There is a hopeful article in the November/December issue of Archaeology that details how modern archaeologists can obtain knowledge of vanished American Indian cultures without disturbing sites that may contain human remains.
At what is now Etowah Indian Mounds State Historic Site in what is now the state of Georgia, archaeologists have eschewed the digging of hundreds of thousands of test pits, which traditional archaeological methodology would consider necessary to fully assess what might lie concealed here, beneath 500 years of flood- and plow-scoured land.
Instead, an archaeological team moving over the surface of the earth utilized sophisticated portable sensors to map a shrouded underground city of more than 140 buried buildings, “without turning a single shovelful of earth.”
“Etowah” means “Mother Town” in the Muscogee tongue; the historic site presents a trio of massive earthen mounds along the banks of north Georgia’s Etowah River. The tallest of the three is roughly the size of a six-story building, and is one of the largest surviving structures built by the Mississippian peoples, who occupied an area ranging from eastern Oklahoma to northern Florida from roughly 1000 to 1500 CE.
It is unknown why these peoples in 1500 CE abandoned these settlements, though the time of their departure roughly coincides with the guesstimate of several recent historians and epidemiologists as to when infectious diseases that were introduced to the continent by Europeans—and to which native peoples had no natural immunity—most probably reached the region.
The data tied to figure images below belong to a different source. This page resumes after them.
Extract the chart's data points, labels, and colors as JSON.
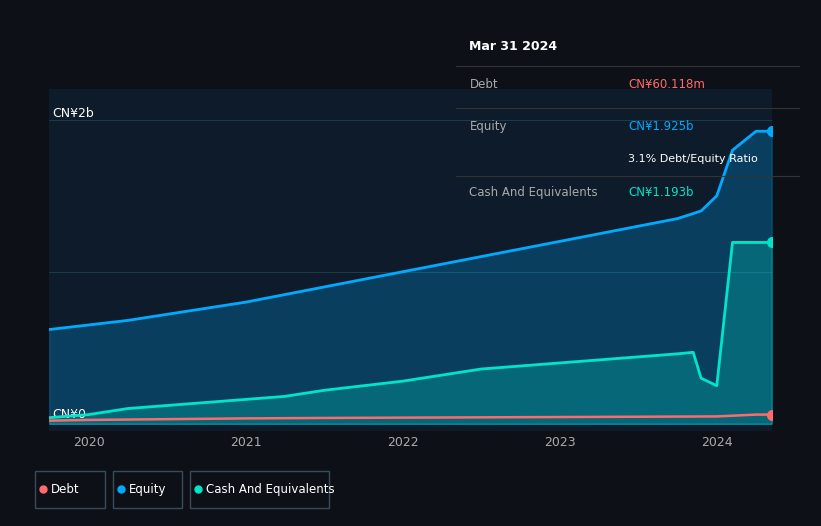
{
  "bg_color": "#0d1117",
  "plot_bg_color": "#0d1b2a",
  "x_ticks": [
    2020,
    2021,
    2022,
    2023,
    2024
  ],
  "tooltip": {
    "date": "Mar 31 2024",
    "debt_label": "Debt",
    "debt_value": "CN¥60.118m",
    "equity_label": "Equity",
    "equity_value": "CN¥1.925b",
    "ratio_text": "3.1% Debt/Equity Ratio",
    "cash_label": "Cash And Equivalents",
    "cash_value": "CN¥1.193b"
  },
  "debt_color": "#ff6b6b",
  "equity_color": "#00aaff",
  "cash_color": "#00e5c8",
  "legend_border_color": "#3a4a5a",
  "grid_color": "#1e3a4a",
  "year_start": 2019.75,
  "year_end": 2024.35,
  "equity_data": {
    "x": [
      2019.75,
      2020.0,
      2020.25,
      2020.5,
      2020.75,
      2021.0,
      2021.25,
      2021.5,
      2021.75,
      2022.0,
      2022.25,
      2022.5,
      2022.75,
      2023.0,
      2023.25,
      2023.5,
      2023.75,
      2023.9,
      2024.0,
      2024.1,
      2024.25,
      2024.35
    ],
    "y": [
      0.62,
      0.65,
      0.68,
      0.72,
      0.76,
      0.8,
      0.85,
      0.9,
      0.95,
      1.0,
      1.05,
      1.1,
      1.15,
      1.2,
      1.25,
      1.3,
      1.35,
      1.4,
      1.5,
      1.8,
      1.925,
      1.925
    ]
  },
  "cash_data": {
    "x": [
      2019.75,
      2020.0,
      2020.25,
      2020.5,
      2020.75,
      2021.0,
      2021.25,
      2021.5,
      2021.75,
      2022.0,
      2022.25,
      2022.5,
      2022.75,
      2023.0,
      2023.25,
      2023.5,
      2023.75,
      2023.85,
      2023.9,
      2024.0,
      2024.1,
      2024.25,
      2024.35
    ],
    "y": [
      0.04,
      0.06,
      0.1,
      0.12,
      0.14,
      0.16,
      0.18,
      0.22,
      0.25,
      0.28,
      0.32,
      0.36,
      0.38,
      0.4,
      0.42,
      0.44,
      0.46,
      0.47,
      0.3,
      0.25,
      1.193,
      1.193,
      1.193
    ]
  },
  "debt_data": {
    "x": [
      2019.75,
      2020.0,
      2020.5,
      2021.0,
      2021.5,
      2022.0,
      2022.5,
      2023.0,
      2023.5,
      2024.0,
      2024.25,
      2024.35
    ],
    "y": [
      0.02,
      0.025,
      0.03,
      0.035,
      0.038,
      0.04,
      0.042,
      0.044,
      0.046,
      0.048,
      0.06,
      0.06
    ]
  },
  "ylim": [
    -0.05,
    2.2
  ],
  "ytick_labels": [
    "CN¥0",
    "CN¥2b"
  ],
  "ytick_values": [
    0.0,
    2.0
  ]
}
For more than 500 years, thousands of people dwelt here, where today only the three mounds are visible above the surface of the earth. Computer-enhanced images produced by sensors both handheld and wheeled along on carts reveal that in the earth below lie plazas, homes, hearths, and fire pits. This was a “large, planned communit[y],” one with “intensive agriculture, extensive trade networks, sophisticated chiefdoms, and hierarchical societies.”
The same European penchant for technology that helped to doom this continent’s native peoples now makes it possible that submerged remains of those peoples’ pre-European existence may be viewed, mapped, and (somewhat) understood without resorting to Mike Mulligan and his Steam Shovel.
Ground-penetrating radar and other subsurface-mapping tools have long been used in a variety of industries and by archaeologists in Europe, where massive stone structures are relatively easy to detect. Prehistoric American sites—often little but wood, burned clay, scattered artifacts, and other subtle features—have proved harder to map. But as computational power, data collection speed, and the ability of software to analyze subtle variations in soils have increased, the technology has become more useful.
For [the Etowah] team, the best tool has proved to be a gradiometer, a device that detects minute differences in magnetic fields where soils have been disturbed by foundations, post-holes and pits—or when wood or other organic material has burned. In many cases, the signatures of such objects persist long after they have rotted away. At Etowah, magnetic anomalies allow archaeologists to “see” not only the plow furrows left by farming, but the outlines of buildings, plazas, and hearths built more than five centuries ago.
Mississippian peoples often interred their dead in the floors of their dwellings. That fact makes excavation at this site problematic, as the descendants of the Etowah—the Muscogee, or Creek—are, like most American Indians, not much given to disturbing their dead.
While Georgia’s Department of Natural Resources, under current law, retains sole authority to permit excavations, “the agency,” says archaeologist David Crass, “would never do so without full and free consultation between the state, descendant tribes, and the archaeologists involved.”
Joyce Bear, manager of cultural preservation for the Muscogee Nation, says “what we’re learning is a wonderful thing for our tribes. And we’re especially pleased that [the] team [is] doing it without excavation.” Bear has said that “small, limited excavations” might yield further information, but neither she, the archaeologists, nor the state, are in any hurry to go there.
Progress comes in steps. Sometimes those steps seem tiny. But they’re still steps. This is such a step.